Oðinn percebia-se sonhando, uma vez que a nitidez do cenário variava e a dor das chagas não se faziam mais presentes. Todavia, tinha consciência do que ouvira e indagou a sua interlocutora:

— Vosso raciocínio excede em complexidade Mãe dos Mortos. O que são de fato?

— Runas manifestam-se como um alfabeto, senhor de Asgard. São escrita e, como tal, dão forma ao que existe apenas em pensamento. Isso é a essência da magia: materializar a vontade. As Runas são gravadas, por isso, na matéria, assim perdurando e passando de geração a geração — O aesir compreendia tudo agora.

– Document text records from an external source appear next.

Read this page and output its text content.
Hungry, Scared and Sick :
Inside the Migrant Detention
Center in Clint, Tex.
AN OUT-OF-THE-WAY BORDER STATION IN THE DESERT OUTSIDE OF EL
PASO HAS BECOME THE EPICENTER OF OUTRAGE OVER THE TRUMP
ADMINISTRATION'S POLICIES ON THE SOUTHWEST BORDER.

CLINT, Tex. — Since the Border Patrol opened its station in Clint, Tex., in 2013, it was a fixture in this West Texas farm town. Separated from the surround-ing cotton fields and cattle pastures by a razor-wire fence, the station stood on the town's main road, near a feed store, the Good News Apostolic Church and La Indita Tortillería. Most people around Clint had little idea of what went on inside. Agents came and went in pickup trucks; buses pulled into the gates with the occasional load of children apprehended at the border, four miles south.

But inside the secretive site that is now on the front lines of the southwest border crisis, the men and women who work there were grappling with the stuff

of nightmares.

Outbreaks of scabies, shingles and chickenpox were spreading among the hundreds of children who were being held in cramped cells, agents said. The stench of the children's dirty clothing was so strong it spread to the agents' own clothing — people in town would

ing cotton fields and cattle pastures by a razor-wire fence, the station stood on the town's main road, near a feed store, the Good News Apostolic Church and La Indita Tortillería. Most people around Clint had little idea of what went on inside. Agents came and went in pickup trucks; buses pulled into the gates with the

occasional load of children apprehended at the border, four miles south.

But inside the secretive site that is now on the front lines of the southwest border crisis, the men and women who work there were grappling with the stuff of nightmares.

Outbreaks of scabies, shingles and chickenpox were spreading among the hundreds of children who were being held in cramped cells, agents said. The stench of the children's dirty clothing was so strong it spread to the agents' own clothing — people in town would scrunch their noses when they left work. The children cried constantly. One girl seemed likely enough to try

— Tu também as ensinarás àqueles em que sopraste vida.

— Refere-se aos de Midgard?

— Sim. As Runas serão o meio pelo qual eles falarão com os deuses e também alcançarão outros mundos. Com elas farão prodígios; serão Forjadores de Encantamentos.

Hela levantou-se do trono, desceu os degraus feitos por fêmures cercados por flores e parou ao lado de Oðinn. Com o cajado ela desenhou uma série de letras no chão.

— Aqui estão elas, Mago. Elas existem agora aqui debaixo, mas cabe a você trazê-las à superfície. Aqui estão inascidas, mas você dar-lhes-á vida. Parta levando consigo o que vieste buscar.

— Agradeço vossa presteza, senhora — mal parou de falar e Hela ergueu bruscamente o deus pelo pescoço com apenas uma das mãos sufocando-o. Oðinn fitou os olhos de negrume abissal e desfaleceu.

— Nove dias e nove noites. É um deus difícil de morrer, porém não esperava menos do filho da minha irmã — Mímir em seguida pegou uma pequena bolsa e deu a Oðinn. O deus abriu e deixou cair no colo vinte e quatro pedaços redondos de madeira gravados com os símbolos dados por Hela. Olhou cada um deles e os nomes de todos vieram à mente como se sussurrados por uma presença invisível.

— Antes de partir, compartilhe comigo este barril da melhor cerveja feita pelas elfas de Alfheim — disse Mímir. O segundo barril não demorou a ser aberto.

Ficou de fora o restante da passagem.